I lived with a man from the fall of 2004 to 2007. When we moved in together it seemed right, we were both working full time jobs, I had graduated from college and I was the sole caregiver of my youngest sister, shacking up worked from a financial and logical point of view. He was also over all the time anyways, so I figure let’s get an apartment together and make it even more official.
It worked for the most part; we were both folks who valued privacy and cleanliness. We both took turns cooking and bills were 50/50 split. It also helped to have someone else there to help with my sister.
There were many things that transpired between 2004 and 2007 that eventually led to me kicking him out, including hiding money from me, but the one thing I’ll never forget is how dead my passion for life became. I moved in with him expecting security and growth, he moved in expecting a sexually attractive and morally upright version of his neglectful mother. Some days I felt like an emotional zombie caught in a dizzy rotation of monotony. The relationship was heading to towards marriage and I knew in the pit of my soul that I could not see myself with this man forever.

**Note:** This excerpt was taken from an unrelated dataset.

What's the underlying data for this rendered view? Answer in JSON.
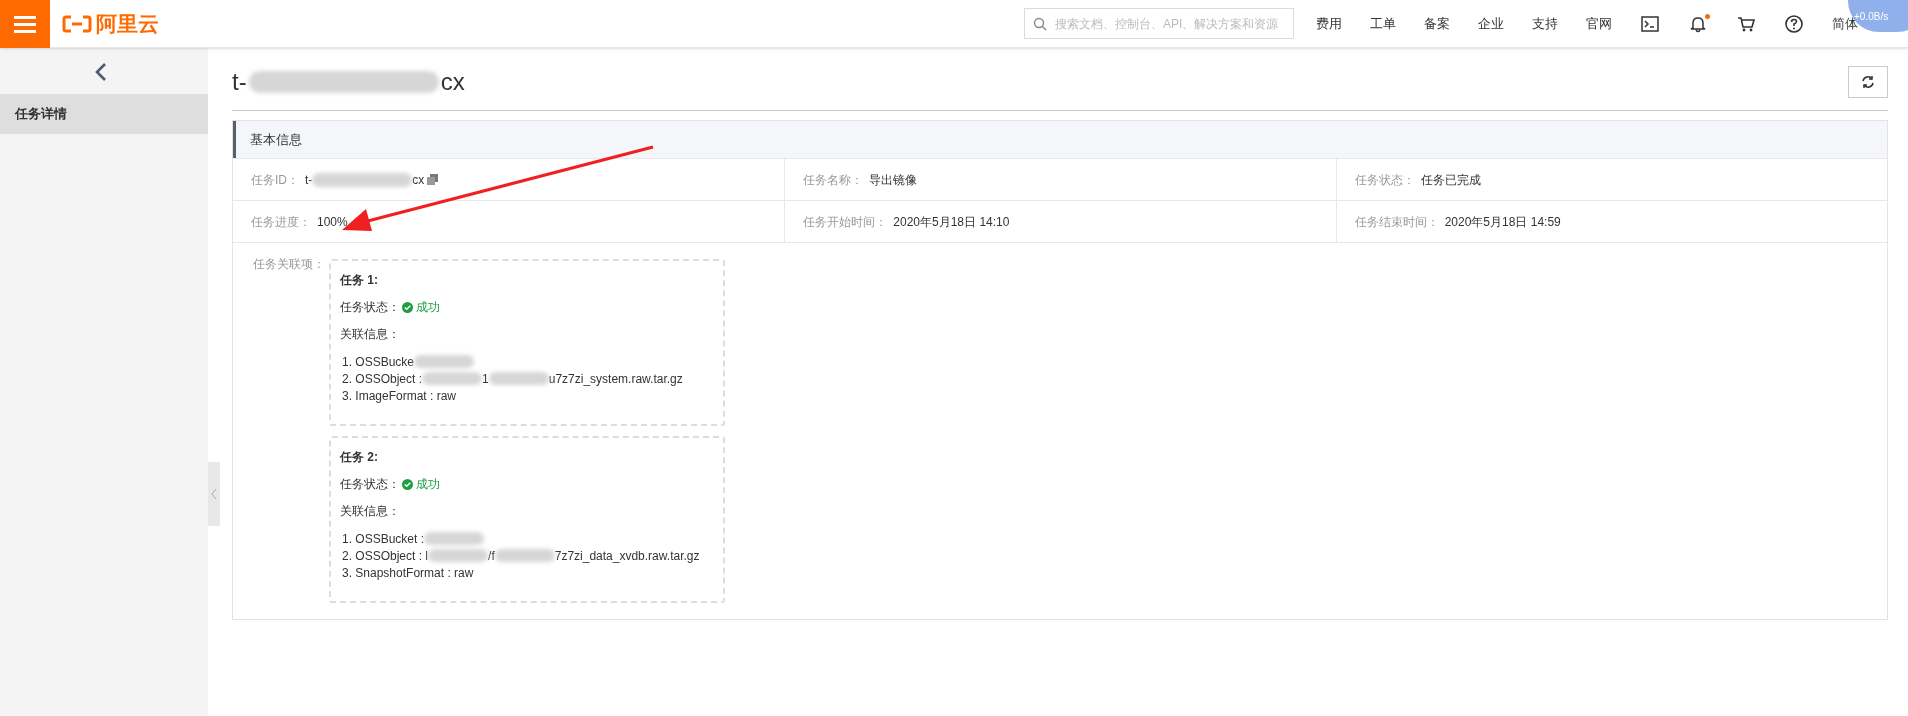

Co-habiting or shacking up is not one of those black and white issues where there is only one working answer. For some couples shacking up has worked and continues to work, for others it has only left them with a wounded wallet and credit score. For more goal oriented couples they used the period as a warm up to the race and have gone on to marriage.
If you’re considering moving in together have a conversation about expectations, have a conversation about finances and have a conversation about values. You are now running a household together it’s not cool to have one person bear all financial burdens while the other cartwheels for hours on end. It’s not cool to constantly be borrowing from parents all so you can have a place to have sex in. And it’s definitely not cool to live with someone who is a slob or domestically defunct. When you sign a lease, that’s when shit gets real.
From a big sister point of view, I say hold off until you are both clear about what you want to happen with cohabiting. As cool as shacking up sounds, it does tend to mimic marriage to the point where it’s no longer a priority. So if that’s your goal, make sure it’s put on the table and included in the conversation.
I will add that cohabiting is so much more meaningful when you have lived on your own. It is assumed that you are both aware of household responsibilities and how to budget. Remember, we date to learn more about ourselves, sometimes this enhances our life sometimes it does not. Where’s your head at? Do you think that both names on a lease will make the relationship more official or are you ready to experience life together as a unit?
Enough about me: What are your thoughts on shacking up/co-habiting? When is the best time to move in together? What are a few requirements your partner would need to meet before moving in together?